At no point whilst she was in the room did Valerie say anything at all, being in a drowsy state, capable of being roused if someone needed to speak to her. She was very clear that she did not witness Valerie sign the will or any document, but she did see Gary sign the document. She did not read the document before signing it. After Nurse Brown signed the document Gary thanked her and she left. She did not see Yvonne sign the document.

It is on the basis of who is most believable that the judgment of this case hangs –  Are the formalities of the will signing complied with? – ie, did Valerie sign this will?  The judge thought not, on the balance of what she heard.

I prefer Nurse Brown’s evidence to that of Gary on the question of what he told her at the nurses’ station. I accept that he did not ask her to come and witness his mum’s signature. I accept that he invited her into the room by saying that his mum needed something. Nurse Brown was not told that she was witnessing a will by Gary or, I find, by Yvonne. As a matter of law, this does not matter: Smith v Smith (1869) LR 1 P&D 143. I find that she did express her inability to sign any official document to Gary and Yvonne in Valerie’s room, and that she was reassured by Gary that what she was signing would not get her into any trouble. That is why she signed it. She was misled by Gary. Had she been told it was a will she would not have signed it, being a conscientious professional who would not knowingly disobey this important rule laid down by her employer. I find that she did not realise that it was a will until Gary visited her in St Thomas’ in October or November 2011. That visit was an attempt by Gary to influence what Nurse Brown would say

And then ruled that the earlier will would stand.

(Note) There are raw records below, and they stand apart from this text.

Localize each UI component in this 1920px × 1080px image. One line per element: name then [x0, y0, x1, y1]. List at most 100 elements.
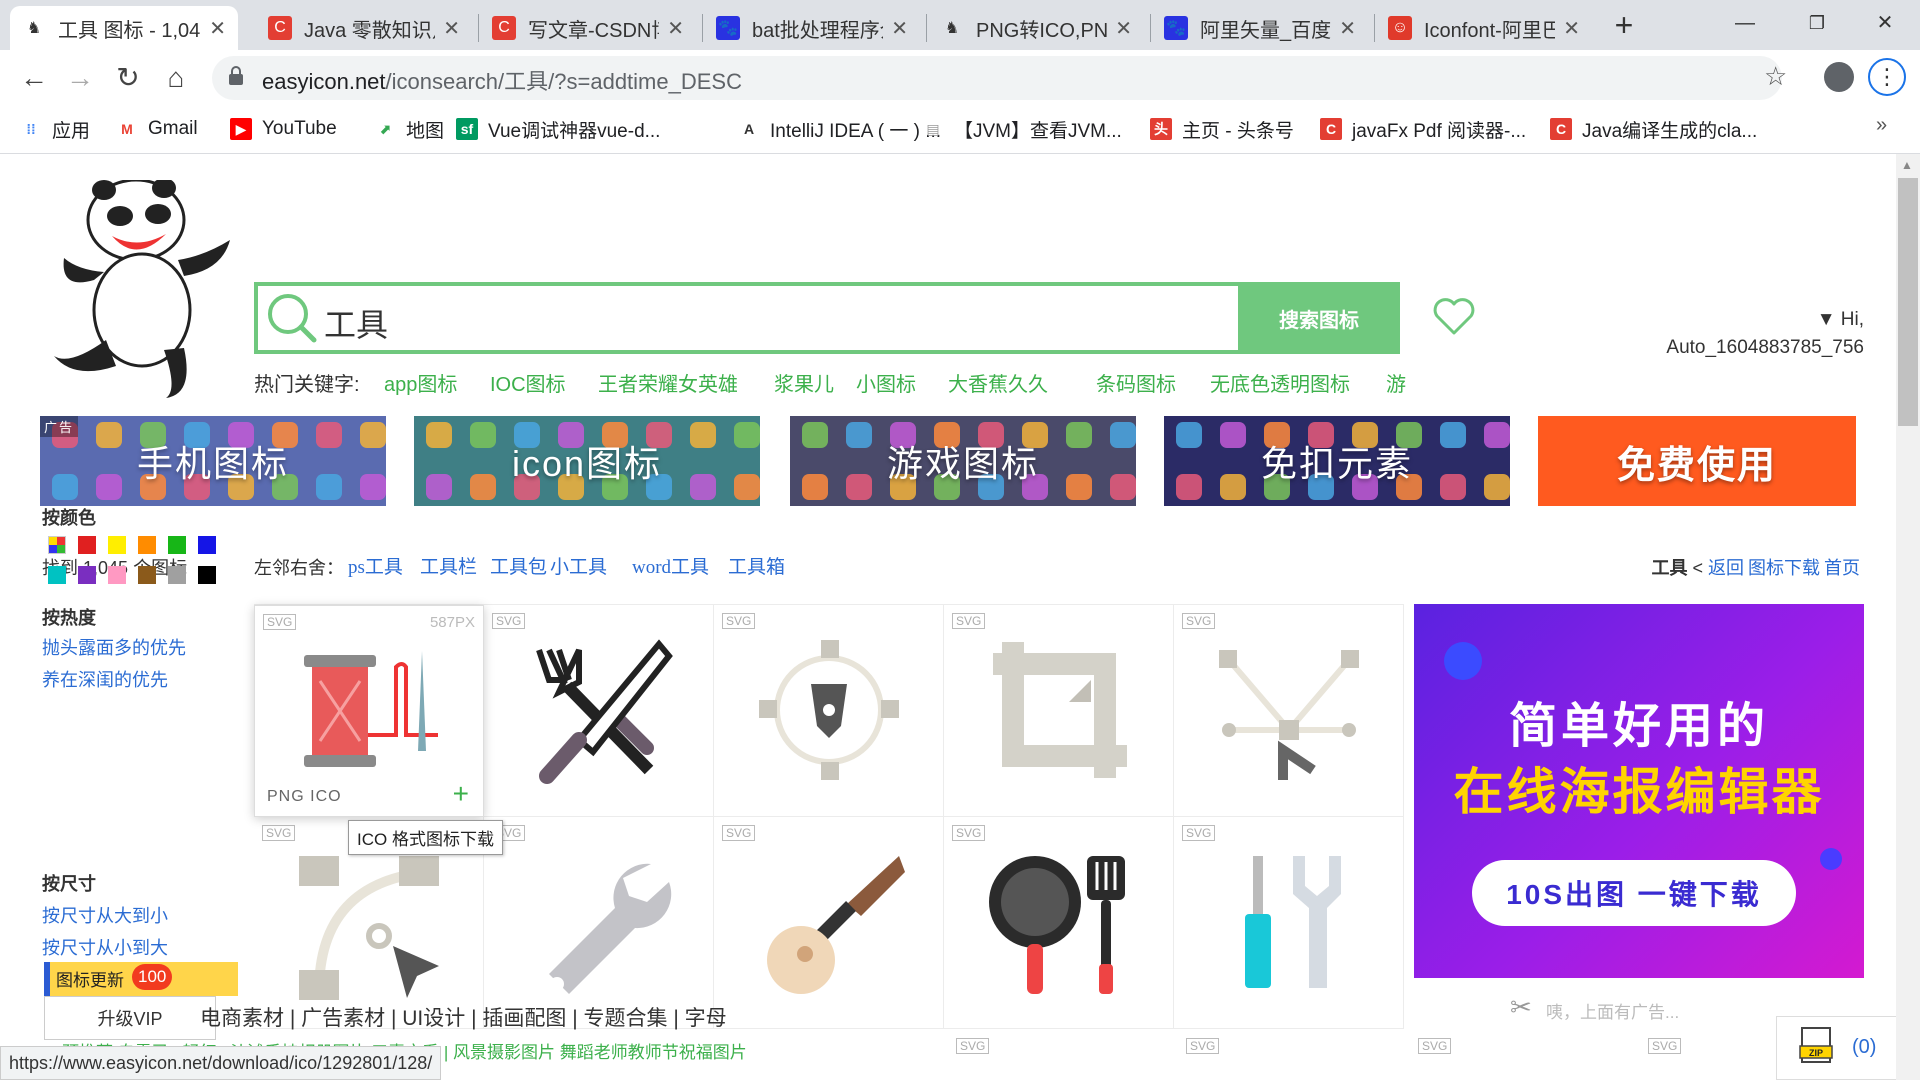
tab-close-icon[interactable]: ✕	[1563, 16, 1580, 41]
maximize-button[interactable]: ❐	[1788, 4, 1846, 42]
bezier-curve-icon[interactable]	[289, 842, 449, 1002]
bookmark-6[interactable]: ▤ 【JVM】查看JVM...	[922, 114, 1121, 144]
bookmark-2[interactable]: ▶ YouTube	[230, 114, 337, 144]
color-swatch[interactable]	[78, 536, 96, 554]
scrollbar-thumb[interactable]	[1898, 178, 1918, 426]
crop-tool-icon[interactable]	[979, 630, 1139, 790]
ukulele-icon[interactable]	[749, 842, 909, 1002]
hot-keyword-link[interactable]: 浆果儿	[774, 368, 834, 397]
icon-card[interactable]: SVG	[484, 817, 714, 1029]
breadcrumb-link[interactable]: 图标下载	[1748, 558, 1820, 578]
banner-0[interactable]: 广告 手机图标	[40, 416, 386, 506]
footer-category-links[interactable]: 电商素材 | 广告素材 | UI设计 | 插画配图 | 专题合集 | 字母	[200, 1002, 727, 1032]
color-swatch[interactable]	[48, 566, 66, 584]
search-input[interactable]: 工具	[324, 300, 388, 346]
bookmark-0[interactable]: ⁞⁞ 应用	[20, 114, 90, 144]
color-swatch[interactable]	[198, 536, 216, 554]
tab-5[interactable]: 🐾 阿里矢量_百度搜索 ✕	[1152, 6, 1368, 50]
bookmark-5[interactable]: A IntelliJ IDEA ( 一 ) ...	[738, 114, 941, 144]
ad-poster-editor[interactable]: 简单好用的 在线海报编辑器 10S出图 一键下载	[1414, 604, 1864, 978]
tab-6[interactable]: ☺ Iconfont-阿里巴巴 ✕	[1376, 6, 1592, 50]
hot-keyword-link[interactable]: app图标	[384, 368, 457, 397]
related-link[interactable]: 小工具	[550, 552, 607, 579]
heart-favorite-icon[interactable]	[1432, 296, 1476, 336]
related-link[interactable]: 工具箱	[728, 552, 785, 579]
banner-3[interactable]: 免扣元素	[1164, 416, 1510, 506]
search-icon[interactable]	[266, 292, 318, 344]
minimize-button[interactable]: —	[1716, 4, 1774, 42]
bookmark-9[interactable]: C Java编译生成的cla...	[1550, 114, 1757, 144]
hot-keyword-link[interactable]: 王者荣耀女英雄	[598, 368, 738, 397]
banner-1[interactable]: icon图标	[414, 416, 760, 506]
icon-card[interactable]: SVG	[714, 817, 944, 1029]
panda-logo-icon[interactable]	[54, 180, 234, 400]
tab-close-icon[interactable]: ✕	[891, 16, 908, 41]
size-link-asc[interactable]: 按尺寸从小到大	[42, 934, 168, 960]
wrench-icon[interactable]	[519, 842, 679, 1002]
color-swatch[interactable]	[168, 566, 186, 584]
add-to-basket-icon[interactable]: +	[453, 778, 469, 810]
vector-nodes-icon[interactable]	[1209, 630, 1369, 790]
banner-2[interactable]: 游戏图标	[790, 416, 1136, 506]
color-swatch[interactable]	[48, 536, 66, 554]
hot-keyword-link[interactable]: 游	[1386, 368, 1406, 397]
bookmark-1[interactable]: M Gmail	[116, 114, 197, 144]
hot-keyword-link[interactable]: 无底色透明图标	[1210, 368, 1350, 397]
thread-spool-needle-icon[interactable]	[290, 631, 450, 791]
browser-menu-button[interactable]: ⋮	[1868, 58, 1906, 96]
size-link-desc[interactable]: 按尺寸从大到小	[42, 902, 168, 928]
hot-keyword-link[interactable]: 大香蕉久久	[948, 368, 1048, 397]
home-button[interactable]: ⌂	[156, 62, 196, 94]
color-swatch[interactable]	[78, 566, 96, 584]
profile-avatar-icon[interactable]	[1824, 62, 1854, 92]
bookmarks-overflow-button[interactable]: »	[1876, 114, 1887, 137]
icon-card[interactable]: SVG	[1174, 817, 1404, 1029]
related-link[interactable]: ps工具	[348, 552, 403, 579]
screwdriver-wrench-icon[interactable]	[1209, 842, 1369, 1002]
hot-keyword-link[interactable]: IOC图标	[490, 368, 566, 397]
scroll-up-arrow-icon[interactable]: ▲	[1901, 158, 1913, 172]
heat-link-rare[interactable]: 养在深闺的优先	[42, 666, 168, 692]
upgrade-vip-button[interactable]: 升级VIP	[44, 996, 216, 1040]
ad-cta-button[interactable]: 10S出图 一键下载	[1472, 860, 1796, 926]
tab-2[interactable]: C 写文章-CSDN博客 ✕	[480, 6, 696, 50]
icon-card[interactable]: SVG 587PX PNG ICO +	[254, 605, 484, 817]
pen-tool-icon[interactable]	[749, 630, 909, 790]
color-swatch[interactable]	[108, 536, 126, 554]
bookmark-8[interactable]: CjavaFx Pdf 阅读器-...	[1320, 114, 1526, 144]
related-link[interactable]: word工具	[632, 552, 709, 579]
bookmark-4[interactable]: sf Vue调试神器vue-d...	[456, 114, 660, 144]
color-swatch[interactable]	[138, 536, 156, 554]
tab-close-icon[interactable]: ✕	[1339, 16, 1356, 41]
tab-close-icon[interactable]: ✕	[1115, 16, 1132, 41]
icon-card[interactable]: SVG	[1174, 605, 1404, 817]
color-swatch[interactable]	[198, 566, 216, 584]
download-basket[interactable]	[1776, 1016, 1906, 1080]
bookmark-star-icon[interactable]: ☆	[1764, 61, 1787, 92]
lock-icon[interactable]	[228, 66, 244, 86]
hot-keyword-link[interactable]: 条码图标	[1096, 368, 1176, 397]
tab-3[interactable]: 🐾 bat批处理程序介绍 ✕	[704, 6, 920, 50]
color-swatch[interactable]	[138, 566, 156, 584]
icon-update-label[interactable]: 图标更新	[56, 966, 124, 991]
heat-link-popular[interactable]: 抛头露面多的优先	[42, 634, 186, 660]
search-button[interactable]: 搜索图标	[1238, 282, 1400, 354]
icon-card[interactable]: SVG	[944, 817, 1174, 1029]
zip-archive-icon[interactable]: ZIP	[1798, 1026, 1836, 1064]
fork-knife-crossed-icon[interactable]	[519, 630, 679, 790]
tab-close-icon[interactable]: ✕	[209, 16, 226, 41]
new-tab-button[interactable]: +	[1604, 8, 1644, 42]
bookmark-3[interactable]: ⬈ 地图	[374, 114, 444, 144]
user-greeting[interactable]: ▼ Hi, Auto_1604883785_756	[1640, 306, 1864, 362]
icon-card[interactable]: SVG	[484, 605, 714, 817]
icon-card[interactable]: SVG	[714, 605, 944, 817]
tab-1[interactable]: C Java 零散知识点 ✕	[256, 6, 472, 50]
bookmark-7[interactable]: 头主页 - 头条号	[1150, 114, 1294, 144]
forward-button[interactable]: →	[60, 62, 100, 94]
reload-button[interactable]: ↻	[108, 62, 148, 94]
pan-spatula-icon[interactable]	[979, 842, 1139, 1002]
url-text[interactable]: easyicon.net/iconsearch/工具/?s=addtime_DE…	[262, 64, 742, 96]
window-close-button[interactable]: ✕	[1856, 4, 1914, 42]
breadcrumb-link[interactable]: 返回	[1708, 558, 1744, 578]
tab-0[interactable]: ♞ 工具 图标 - 1,045 ✕	[10, 6, 238, 50]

I have taken into account that it is entirely possible that on 12th January 2011 Valerie might well have wanted to change her will to cut out Christine. If that were indeed the case it is clearto me that neither Gary nor Yvonne would then have discouraged her, as in my judgment Gary had developed a sense of entitlement which he displayed in the witness box and Yvonne, who never got on with Christine, shared his view. Nor do I have to decide whether Valerie could not, at the last moment, bring herself to complete the act of cutting out her daughter or was physically too weak to sign. The decision which I have come to is primarily based on my assessment of the evidence given by the three witnesses of fact, and has taken into account my views of the respective strengths of the opinion evidence given by the expert witnesses.

There are two sides to most stories – and unlike the media, the judge was not impressed by the story of the son, to the extent that it would overlook forgery.  The court was sensitive to the nature of the relationship between mother and daughter and to the daughter’s very real medical issues, not drawing the inference suggested by the media reporting during the trial.

This case, far from being about a grasping daughter who did little for her mother but waiting for her to die, is all about the actual legal formalities of signing a will and why they are there and need to be complied with – the real reason why there are two witnesses.